Thursday, March 1, 2012


During an early dismissal from school one afternoon I raced to a scrap metal yard just outside of McAllen, TX. I had never been to a scrap metal yard before and I felt like a kid-- wanting to watch the electromagnet pick up big loads and drop them into piles. One of the guys working there gave me a hard hat and we went out to the yard to pick out metal for the ballast. I felt pretty tough in my cowboy boots and hard hat picking out scrap metal. When the guys at the yard saw the tiny Toyota hatchback I wanted to load the 800 lbs of I-beam and rebar into, they laughed. I did zoom back to the ranch riding a little lower than normal.

After another trip to the yard, I had about 1700 lbs of scrap metal at the boat shop that I thought I might be able to jam into the ballast. Even then my poor little Toyota wasn't quite finished-- I also picked up 14 50-lb bags of Quikrete at the local building supply.

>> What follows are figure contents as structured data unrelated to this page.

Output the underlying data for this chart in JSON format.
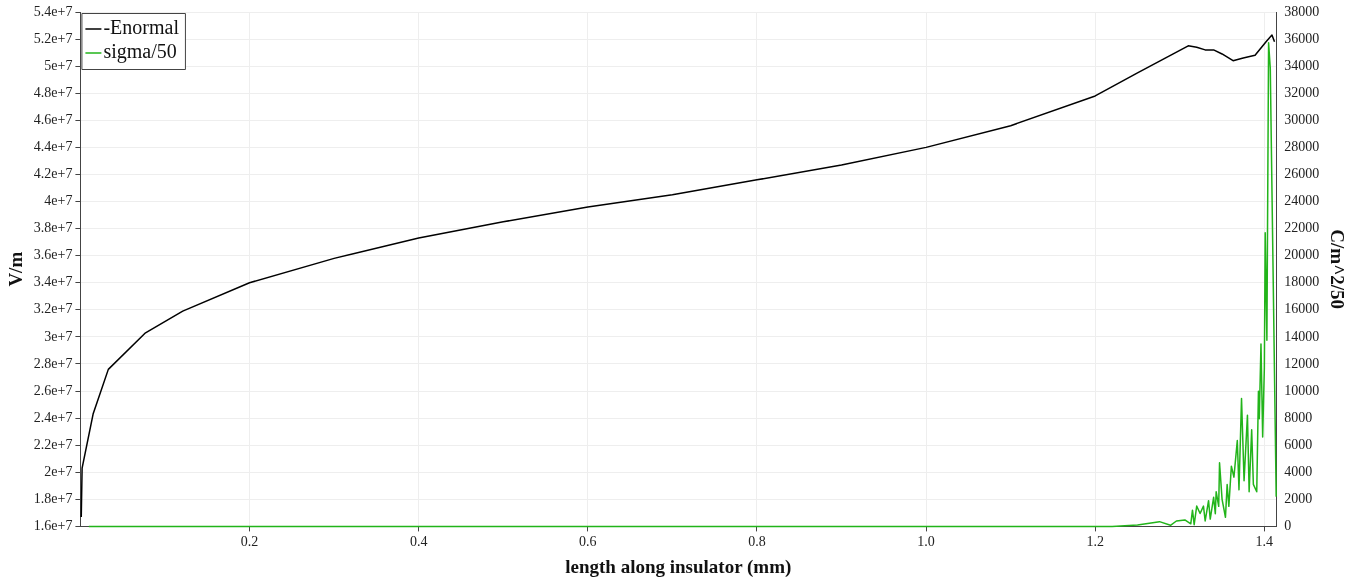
{
  "chart_data": {
    "type": "line",
    "xlabel": "length along insulator (mm)",
    "ylabel": "V/m",
    "y2label": "C/m^2/50",
    "xlim": [
      0,
      1.414
    ],
    "xticks": [
      0.2,
      0.4,
      0.6,
      0.8,
      {
        "value": 1,
        "label": "1.0"
      },
      1.2,
      1.4
    ],
    "ylim": [
      16000000,
      54000000
    ],
    "yticks": [
      {
        "value": 16000000,
        "label": "1.6e+7"
      },
      {
        "value": 18000000,
        "label": "1.8e+7"
      },
      {
        "value": 20000000,
        "label": "2e+7"
      },
      {
        "value": 22000000,
        "label": "2.2e+7"
      },
      {
        "value": 24000000,
        "label": "2.4e+7"
      },
      {
        "value": 26000000,
        "label": "2.6e+7"
      },
      {
        "value": 28000000,
        "label": "2.8e+7"
      },
      {
        "value": 30000000,
        "label": "3e+7"
      },
      {
        "value": 32000000,
        "label": "3.2e+7"
      },
      {
        "value": 34000000,
        "label": "3.4e+7"
      },
      {
        "value": 36000000,
        "label": "3.6e+7"
      },
      {
        "value": 38000000,
        "label": "3.8e+7"
      },
      {
        "value": 40000000,
        "label": "4e+7"
      },
      {
        "value": 42000000,
        "label": "4.2e+7"
      },
      {
        "value": 44000000,
        "label": "4.4e+7"
      },
      {
        "value": 46000000,
        "label": "4.6e+7"
      },
      {
        "value": 48000000,
        "label": "4.8e+7"
      },
      {
        "value": 50000000,
        "label": "5e+7"
      },
      {
        "value": 52000000,
        "label": "5.2e+7"
      },
      {
        "value": 54000000,
        "label": "5.4e+7"
      }
    ],
    "y2lim": [
      0,
      38000
    ],
    "y2ticks": [
      0,
      2000,
      4000,
      6000,
      8000,
      10000,
      12000,
      14000,
      16000,
      18000,
      20000,
      22000,
      24000,
      26000,
      28000,
      30000,
      32000,
      34000,
      36000,
      38000
    ],
    "grid": true,
    "legend": "top left",
    "marker": "none",
    "line_style": "solid",
    "series": [
      {
        "name": "-Enormal",
        "color": "#000000",
        "x": [
          0.001,
          0.002,
          0.015,
          0.033,
          0.077,
          0.121,
          0.2,
          0.3,
          0.4,
          0.5,
          0.6,
          0.7,
          0.8,
          0.9,
          1.0,
          1.1,
          1.2,
          1.25,
          1.31,
          1.32,
          1.33,
          1.34,
          1.35,
          1.363,
          1.375,
          1.389,
          1.402,
          1.409,
          1.412
        ],
        "values": [
          16700000,
          20300000,
          24300000,
          27600000,
          30300000,
          31900000,
          34000000,
          35800000,
          37300000,
          38500000,
          39600000,
          40500000,
          41600000,
          42700000,
          44000000,
          45600000,
          47800000,
          49500000,
          51500000,
          51400000,
          51200000,
          51200000,
          50900000,
          50400000,
          50600000,
          50800000,
          51800000,
          52300000,
          51800000
        ]
      },
      {
        "name": "sigma/50",
        "color": "#22b41a",
        "axis": "y2",
        "x": [
          0.01,
          1.22,
          1.25,
          1.276,
          1.289,
          1.296,
          1.306,
          1.313,
          1.315,
          1.317,
          1.32,
          1.324,
          1.328,
          1.33,
          1.334,
          1.336,
          1.34,
          1.342,
          1.343,
          1.346,
          1.347,
          1.35,
          1.354,
          1.356,
          1.358,
          1.361,
          1.364,
          1.368,
          1.37,
          1.373,
          1.376,
          1.38,
          1.382,
          1.385,
          1.387,
          1.391,
          1.393,
          1.394,
          1.396,
          1.398,
          1.4,
          1.401,
          1.403,
          1.405,
          1.407,
          1.414
        ],
        "values": [
          0,
          0,
          100,
          350,
          80,
          400,
          480,
          190,
          1200,
          130,
          1500,
          950,
          1500,
          400,
          1900,
          540,
          2150,
          940,
          2560,
          1480,
          4700,
          2000,
          670,
          3100,
          1480,
          4450,
          3640,
          6340,
          2700,
          9440,
          3370,
          8220,
          2560,
          7140,
          3100,
          2560,
          9980,
          7950,
          13480,
          6600,
          11730,
          21700,
          13750,
          35720,
          33840,
          2200
        ]
      }
    ]
  }
}
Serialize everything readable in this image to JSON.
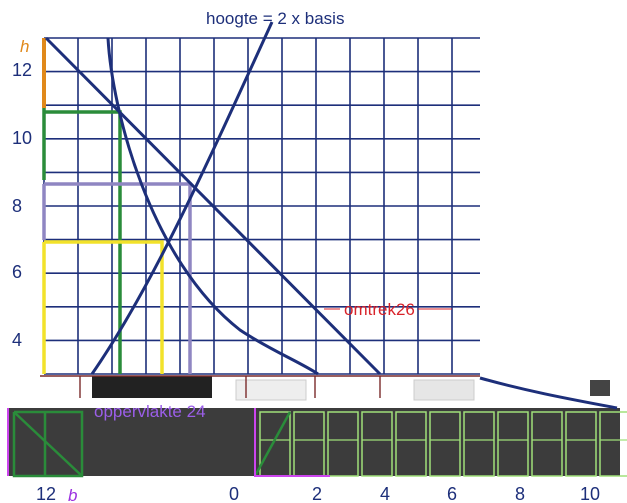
{
  "annotations": {
    "top_label": "hoogte = 2 x basis",
    "perimeter_label": "omtrek26",
    "area_label": "oppervlakte 24"
  },
  "axes": {
    "h_label": "h",
    "b_label": "b",
    "h_ticks": [
      "12",
      "10",
      "8",
      "6",
      "4"
    ],
    "b_ticks": [
      "12",
      "0",
      "2",
      "4",
      "6",
      "8",
      "10"
    ]
  },
  "colors": {
    "grid": "#1d2f7a",
    "h_axis": "#e0891b",
    "rect_green": "#2a8c3a",
    "rect_purple": "#8f86c2",
    "rect_yellow": "#f2e22a",
    "perimeter": "#d8232a",
    "area_text": "#9b5ee8",
    "b_label": "#9b30e0",
    "dark_block": "#3c3c3c"
  }
}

A few weeks later, I picked up a cement mixer, got a few neighbors together and we started pouring the ballast. I made the mold for the pour the night before. I built it pretty stout and I'm glad I did because my main concern when pouring the ballast was that the side of the mold (what would become the bottom of the keel when standing upright) would not stay square. It did stay square so I was happy.

 Boat building in hindsight: Overall, I was surprised by how well the ballast pour went. If I were to do it over again, I wouldn't use Quikrete-- I've since learned its not as good as what you can mix yourself.